How do I know if I have it?
In 70 to 80 percent of cases, the disease goes unnoticed. The symptoms resemble those of a mild case of the flu—headache, muscle and joint pain, and mild fever—plus a rash.
Symptoms last about two to seven days.
Why are experts worried?
The virus is suspected of causing two serious complications, though it has not been scientifically linked to either: microcephaly in babies, and Guillain-Barre syndrome.
A surge in microcephaly and other brain deformities in newborns has been reported in areas hit by the current Zika outbreak, particularly in Brazil.
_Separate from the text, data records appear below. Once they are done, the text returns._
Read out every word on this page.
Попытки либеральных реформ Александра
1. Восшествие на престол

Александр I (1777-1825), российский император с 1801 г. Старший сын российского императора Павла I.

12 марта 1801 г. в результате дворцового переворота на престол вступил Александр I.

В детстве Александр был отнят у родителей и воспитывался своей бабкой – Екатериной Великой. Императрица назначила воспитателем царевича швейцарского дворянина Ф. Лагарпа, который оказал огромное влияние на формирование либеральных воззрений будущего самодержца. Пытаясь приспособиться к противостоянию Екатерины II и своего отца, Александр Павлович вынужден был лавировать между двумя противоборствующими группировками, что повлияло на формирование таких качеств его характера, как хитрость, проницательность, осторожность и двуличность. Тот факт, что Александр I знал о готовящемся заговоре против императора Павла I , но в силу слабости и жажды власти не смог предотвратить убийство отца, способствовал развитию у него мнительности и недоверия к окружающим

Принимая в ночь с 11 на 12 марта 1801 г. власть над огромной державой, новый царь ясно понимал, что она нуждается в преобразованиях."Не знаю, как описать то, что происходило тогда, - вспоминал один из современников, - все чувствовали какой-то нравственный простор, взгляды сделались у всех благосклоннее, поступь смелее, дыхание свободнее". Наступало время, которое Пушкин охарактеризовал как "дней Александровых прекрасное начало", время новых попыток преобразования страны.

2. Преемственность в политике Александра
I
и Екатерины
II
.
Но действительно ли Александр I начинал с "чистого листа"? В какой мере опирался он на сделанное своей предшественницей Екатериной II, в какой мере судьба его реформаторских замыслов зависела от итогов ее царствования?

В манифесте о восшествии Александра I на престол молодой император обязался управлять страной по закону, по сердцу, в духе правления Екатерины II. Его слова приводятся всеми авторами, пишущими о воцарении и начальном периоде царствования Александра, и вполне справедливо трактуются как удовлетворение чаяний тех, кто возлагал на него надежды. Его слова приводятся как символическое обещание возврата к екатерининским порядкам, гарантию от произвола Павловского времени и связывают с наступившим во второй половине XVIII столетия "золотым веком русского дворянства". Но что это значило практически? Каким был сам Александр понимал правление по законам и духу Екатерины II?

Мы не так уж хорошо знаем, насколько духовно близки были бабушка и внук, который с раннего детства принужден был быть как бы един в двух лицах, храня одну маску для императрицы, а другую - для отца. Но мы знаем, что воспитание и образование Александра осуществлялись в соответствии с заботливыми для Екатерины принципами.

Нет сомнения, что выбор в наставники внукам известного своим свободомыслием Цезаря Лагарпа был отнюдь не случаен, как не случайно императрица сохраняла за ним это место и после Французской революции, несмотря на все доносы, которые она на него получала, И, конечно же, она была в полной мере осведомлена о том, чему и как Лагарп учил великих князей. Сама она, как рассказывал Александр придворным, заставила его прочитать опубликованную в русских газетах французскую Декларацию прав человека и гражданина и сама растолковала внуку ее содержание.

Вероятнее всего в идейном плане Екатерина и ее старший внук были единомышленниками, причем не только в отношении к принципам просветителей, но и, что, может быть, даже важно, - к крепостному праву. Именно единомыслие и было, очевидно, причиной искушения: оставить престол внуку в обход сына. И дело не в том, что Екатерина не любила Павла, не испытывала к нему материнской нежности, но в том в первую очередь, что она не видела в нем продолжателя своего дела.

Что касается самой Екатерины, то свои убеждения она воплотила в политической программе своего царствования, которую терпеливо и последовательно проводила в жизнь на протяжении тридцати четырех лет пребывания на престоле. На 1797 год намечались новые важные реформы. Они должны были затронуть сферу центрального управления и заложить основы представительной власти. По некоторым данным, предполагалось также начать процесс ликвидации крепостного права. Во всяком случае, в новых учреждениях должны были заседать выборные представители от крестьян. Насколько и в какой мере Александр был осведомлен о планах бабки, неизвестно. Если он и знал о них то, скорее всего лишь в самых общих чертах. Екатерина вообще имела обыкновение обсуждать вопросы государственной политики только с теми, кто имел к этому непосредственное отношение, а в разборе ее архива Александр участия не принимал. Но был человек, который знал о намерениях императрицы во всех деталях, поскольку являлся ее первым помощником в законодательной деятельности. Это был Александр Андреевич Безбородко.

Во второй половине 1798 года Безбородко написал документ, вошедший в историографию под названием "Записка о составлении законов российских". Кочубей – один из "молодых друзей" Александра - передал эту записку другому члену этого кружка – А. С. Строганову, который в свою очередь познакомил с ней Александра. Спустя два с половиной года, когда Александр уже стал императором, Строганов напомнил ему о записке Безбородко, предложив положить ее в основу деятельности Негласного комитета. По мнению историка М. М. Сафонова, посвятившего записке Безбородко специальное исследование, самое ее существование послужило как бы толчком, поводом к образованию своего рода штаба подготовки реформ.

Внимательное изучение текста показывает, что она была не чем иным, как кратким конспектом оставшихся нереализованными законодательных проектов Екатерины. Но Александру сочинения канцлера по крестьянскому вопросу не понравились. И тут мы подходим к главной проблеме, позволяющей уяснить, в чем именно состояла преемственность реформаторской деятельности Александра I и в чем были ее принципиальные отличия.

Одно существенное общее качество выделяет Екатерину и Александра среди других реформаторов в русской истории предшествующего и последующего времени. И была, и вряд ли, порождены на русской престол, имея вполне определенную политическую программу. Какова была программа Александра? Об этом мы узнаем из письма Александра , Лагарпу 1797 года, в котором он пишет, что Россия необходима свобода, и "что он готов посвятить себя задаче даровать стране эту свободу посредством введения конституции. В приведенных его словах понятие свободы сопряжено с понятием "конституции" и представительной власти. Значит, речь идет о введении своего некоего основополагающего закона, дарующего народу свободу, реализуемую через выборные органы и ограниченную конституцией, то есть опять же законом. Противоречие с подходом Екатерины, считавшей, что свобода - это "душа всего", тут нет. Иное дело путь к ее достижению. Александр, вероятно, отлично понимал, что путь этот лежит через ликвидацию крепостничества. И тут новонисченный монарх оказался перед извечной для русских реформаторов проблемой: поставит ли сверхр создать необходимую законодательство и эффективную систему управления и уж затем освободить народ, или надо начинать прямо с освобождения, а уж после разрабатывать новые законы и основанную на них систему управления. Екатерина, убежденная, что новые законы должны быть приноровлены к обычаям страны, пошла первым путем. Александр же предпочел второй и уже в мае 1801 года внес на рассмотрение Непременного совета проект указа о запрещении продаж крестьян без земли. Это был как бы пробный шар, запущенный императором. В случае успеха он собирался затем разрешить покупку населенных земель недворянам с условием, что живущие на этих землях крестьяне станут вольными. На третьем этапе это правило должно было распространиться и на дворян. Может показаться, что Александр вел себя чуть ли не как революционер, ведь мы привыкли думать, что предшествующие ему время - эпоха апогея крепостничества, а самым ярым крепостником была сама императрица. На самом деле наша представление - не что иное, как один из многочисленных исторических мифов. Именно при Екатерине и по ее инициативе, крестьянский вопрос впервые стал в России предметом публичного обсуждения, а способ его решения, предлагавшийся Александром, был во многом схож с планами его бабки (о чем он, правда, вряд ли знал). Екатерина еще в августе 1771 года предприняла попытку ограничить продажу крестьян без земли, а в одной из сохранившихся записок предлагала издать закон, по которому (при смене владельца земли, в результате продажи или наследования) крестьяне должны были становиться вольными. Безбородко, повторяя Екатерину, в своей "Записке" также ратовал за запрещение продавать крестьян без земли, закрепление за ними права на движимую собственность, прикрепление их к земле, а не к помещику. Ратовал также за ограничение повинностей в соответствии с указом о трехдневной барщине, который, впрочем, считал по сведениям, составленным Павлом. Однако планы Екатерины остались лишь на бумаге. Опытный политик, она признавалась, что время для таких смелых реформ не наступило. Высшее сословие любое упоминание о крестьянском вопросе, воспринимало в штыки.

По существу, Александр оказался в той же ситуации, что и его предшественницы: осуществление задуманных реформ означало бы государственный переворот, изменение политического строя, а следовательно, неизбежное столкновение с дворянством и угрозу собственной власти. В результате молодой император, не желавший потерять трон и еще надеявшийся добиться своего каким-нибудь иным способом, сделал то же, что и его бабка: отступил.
Microcephaly cases in the South American country surged from 163 live births on average per year, to more than 4,000 in the current outbreak. Forty-nine babies have died.
Many foetuses die in the womb.
Guillain-Barre is a disorder in which the immune system attacks the nervous system, causing muscle weakness and sometimes paralysis.
Most patients recover, but the syndrome can sometimes be deadly. Cases believed to be linked to Zika have been reported in Brazil and French Polynesia.
What to do?
There is no vaccine for Zika, and no treatment—patients can take pain-killers and other medication to relieve the symptoms.
The virus is transmitted mainly through mosquito bites, so killing mosquitoes and avoiding contact with them is key. Health officials recommend covering up, using insect repellant and keeping windows closed or screened.
Authorities have responded to the outbreak by fumigating and getting rid of standing water where mosquitoes breed.
And officials in Brazil, Colombia, Ecuador, El Salvador and Jamaica have advised couples not to fall pregnant at this time.
Brazil has announced a crackdown on mosquito breeding grounds ahead of the Olympics, which will bring hundreds of thousands of travellers from around the world to Rio de Janeiro in August.
Where is Zika now?
The virus was first reported in Africa, Asia and the Pacific before leaping to the Americas last year.
The Aedes aegypti mosquito's habitat, mainly in tropical zones, stretches as far as the southern United States and into southern Europe.
On Monday, the WHO said Zika constitutes a "public health emergency of international concern".
It is now present in some 20 Latin American and Caribbean countries. Brazil has been the hardest hit, with almost 1.5 million infections.
Travellers have brought it back to the US states of Florida, Hawaii, New York, and Texas.
In Hawaii, a woman who had contracted Zika in Brazil gave birth to a baby with microcephaly.
Cape Verde, Indonesia, Thailand and islands in the French Caribbean have also reported Zika infections.